Evocative and stereotypical as the image of architects working at their desks with their paralex, their rotrings and their charcoal is, it is certainly impossible to conceive of our profession today without computer aids. This is so much the case that without them, currently, it would be impossible to produce and administratively process all of the required graphic and written documents and in due time and form. But computer tools are not imperative only because they reduce time and minimise mistakes. They also provide new, unprecedented forms of expression.
Therefore, there is no doubt at all about our need as architects to be proficient in computer tools. But how do future architects learn to use them? While it has been 15 years since the first final projects drawn in CAD appeared, compulsory subjects have recently been included in Schools of Architecture’s curricula. Drawing with CAD, modelling in 3D, rendering, photomontage, printing blueprints…are all things that those of us who graduated at the beginning of the 2000s had to learn by ourselves by trial and error, swimming against the tide of opposition from certain professors all the while.
Perhaps as a reaction to this anti-pedagogical position, all recent curricula include at least one subject during the first couple of years on digital tools. Some schools have even begun to have their own digital manufacturing laboratories. Taking a closer look, however, we can see that the great majority of these subjects are merely instrumental, and that what is actually taught, much along the lines of cooking recipes, is to use certain very specific commercial programmes.
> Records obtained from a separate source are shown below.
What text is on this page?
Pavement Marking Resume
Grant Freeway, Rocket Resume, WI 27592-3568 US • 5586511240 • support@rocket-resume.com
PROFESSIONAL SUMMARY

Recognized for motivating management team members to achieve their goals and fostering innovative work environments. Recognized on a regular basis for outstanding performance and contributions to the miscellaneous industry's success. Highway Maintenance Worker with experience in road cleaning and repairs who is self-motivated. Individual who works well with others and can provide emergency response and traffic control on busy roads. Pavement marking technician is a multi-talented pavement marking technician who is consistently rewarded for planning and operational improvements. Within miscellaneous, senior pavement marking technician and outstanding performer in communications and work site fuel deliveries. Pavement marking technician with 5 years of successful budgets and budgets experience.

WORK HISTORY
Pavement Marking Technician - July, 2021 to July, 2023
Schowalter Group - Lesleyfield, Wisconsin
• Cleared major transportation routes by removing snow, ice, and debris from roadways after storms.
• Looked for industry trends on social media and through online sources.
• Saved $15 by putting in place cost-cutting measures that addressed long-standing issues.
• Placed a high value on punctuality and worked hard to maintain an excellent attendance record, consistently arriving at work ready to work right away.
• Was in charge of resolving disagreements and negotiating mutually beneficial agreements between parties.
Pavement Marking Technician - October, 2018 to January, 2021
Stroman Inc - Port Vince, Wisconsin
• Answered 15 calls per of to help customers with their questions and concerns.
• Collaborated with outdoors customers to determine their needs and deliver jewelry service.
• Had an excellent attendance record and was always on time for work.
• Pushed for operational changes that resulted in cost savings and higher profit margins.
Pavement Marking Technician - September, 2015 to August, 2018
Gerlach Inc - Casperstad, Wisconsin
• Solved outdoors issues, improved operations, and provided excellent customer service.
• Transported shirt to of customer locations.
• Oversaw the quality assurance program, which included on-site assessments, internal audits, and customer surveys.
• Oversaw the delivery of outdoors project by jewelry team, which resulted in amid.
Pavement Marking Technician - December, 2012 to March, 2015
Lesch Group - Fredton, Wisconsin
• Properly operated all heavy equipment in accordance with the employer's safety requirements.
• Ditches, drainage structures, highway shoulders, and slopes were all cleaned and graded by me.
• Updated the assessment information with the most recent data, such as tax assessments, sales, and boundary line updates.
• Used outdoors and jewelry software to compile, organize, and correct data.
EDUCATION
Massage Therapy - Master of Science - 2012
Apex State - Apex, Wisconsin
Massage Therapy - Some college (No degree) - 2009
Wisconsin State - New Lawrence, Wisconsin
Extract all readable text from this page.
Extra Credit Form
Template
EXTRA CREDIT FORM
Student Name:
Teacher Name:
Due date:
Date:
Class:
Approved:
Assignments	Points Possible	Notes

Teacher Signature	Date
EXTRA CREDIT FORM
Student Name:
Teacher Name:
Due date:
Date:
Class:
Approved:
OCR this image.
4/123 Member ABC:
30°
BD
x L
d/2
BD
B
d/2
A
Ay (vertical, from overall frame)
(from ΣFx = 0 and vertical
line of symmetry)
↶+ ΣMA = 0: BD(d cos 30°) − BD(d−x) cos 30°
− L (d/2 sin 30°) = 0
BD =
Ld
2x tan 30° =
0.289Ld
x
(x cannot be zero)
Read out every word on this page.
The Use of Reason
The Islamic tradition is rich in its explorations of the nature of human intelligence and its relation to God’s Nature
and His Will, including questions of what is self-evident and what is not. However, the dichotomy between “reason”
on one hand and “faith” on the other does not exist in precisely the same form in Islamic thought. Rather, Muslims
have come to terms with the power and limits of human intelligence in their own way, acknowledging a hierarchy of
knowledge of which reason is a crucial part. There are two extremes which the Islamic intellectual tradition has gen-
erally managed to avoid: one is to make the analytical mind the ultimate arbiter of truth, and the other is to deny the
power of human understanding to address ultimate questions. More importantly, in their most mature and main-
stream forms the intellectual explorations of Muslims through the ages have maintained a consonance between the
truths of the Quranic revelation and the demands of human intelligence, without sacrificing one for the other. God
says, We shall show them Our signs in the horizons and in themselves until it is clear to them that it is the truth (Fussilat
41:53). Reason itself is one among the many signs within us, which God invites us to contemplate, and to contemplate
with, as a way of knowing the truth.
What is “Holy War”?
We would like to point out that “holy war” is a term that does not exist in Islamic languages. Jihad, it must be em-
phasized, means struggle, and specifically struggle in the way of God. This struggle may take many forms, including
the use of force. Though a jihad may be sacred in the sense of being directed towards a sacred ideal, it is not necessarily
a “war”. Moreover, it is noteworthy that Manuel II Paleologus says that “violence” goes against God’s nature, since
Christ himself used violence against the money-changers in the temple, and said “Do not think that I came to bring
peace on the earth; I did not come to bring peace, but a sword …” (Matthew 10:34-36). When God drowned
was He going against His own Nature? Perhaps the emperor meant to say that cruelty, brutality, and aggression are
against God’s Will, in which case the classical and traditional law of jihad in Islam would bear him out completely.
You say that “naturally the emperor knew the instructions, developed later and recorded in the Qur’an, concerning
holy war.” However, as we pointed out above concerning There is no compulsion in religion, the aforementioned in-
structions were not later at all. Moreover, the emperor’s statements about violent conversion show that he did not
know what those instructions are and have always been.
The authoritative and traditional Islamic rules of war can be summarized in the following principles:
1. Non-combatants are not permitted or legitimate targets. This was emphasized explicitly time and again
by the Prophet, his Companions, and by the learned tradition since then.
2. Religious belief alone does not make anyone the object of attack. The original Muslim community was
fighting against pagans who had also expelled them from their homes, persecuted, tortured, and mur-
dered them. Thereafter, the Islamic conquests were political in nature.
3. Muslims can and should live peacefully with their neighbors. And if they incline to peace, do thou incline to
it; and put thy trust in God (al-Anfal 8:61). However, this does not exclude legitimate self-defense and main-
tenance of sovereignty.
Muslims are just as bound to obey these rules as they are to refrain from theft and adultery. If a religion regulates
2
Those who defend this shield themselves in the position that these are the “most widely used” programmes without even considering the fact that the programmes most common now may well not be in five years’ time when the students graduate, or may well not be in another country, where many students may actually wind up.
In my opinion, this is a serious mistake for several reasons. Firstly, universities should not be giving specific recipes or teaching solutions to specific problems, but rather teaching their students to think and solve real problems by themselves. So there is no added value in a subject whose only reading list is a manual that could be taught by a salesperson. In the end, this method systematically neglects very necessary technologies, alternatives and debates. Secondly, the true goal of any school should be to train independent, critical architects and in no case create future consumers who are totally dependent on products whose only rationale is market-based. Thirdly and most importantly, the tools one uses determine to an extent one’s creative and design abilities. On this count, I am convinced that computer programmes and technologies are tools, and so they must serve their users, not constrain them. Students therefore need to understand not only how the tools work, a knowledge they will invariably acquire with time and experience, but also why they do. This is what enables students to develop their critical abilities, useful in so many areas of the profession as they are in so many areas of life. But above all, students must develop their own criteria so that they can choose the best tools for their specific purposes. And that will depend on the specific problems they have to tackle, their budgets, the time they have at their disposal, and their own skills and abilities. They also need to use these tools optimally.
How can all of this be rolled into a subject? I’d like to be able to say that I have the solution to how to teach these subjects, but I don’t. Not even after having taught Digital Tools at the USJ’s School of Architecture (ETSA USJ) since 2009 have I found the perfect formula. Year after year, I need to make adjustments. Reality is far more complex that what I have just described as there are factors such as the relationship between the market and the University, there is the role that open source programmes (and, in general, open culture, one of FABLAB’s pillars) play and should play, the pros and cons of each… But whatever the case, these thoughts should be taken into account if we want to guide our steps towards a responsible digital culture and move away from a type of teaching that merely produces a-critical consumers.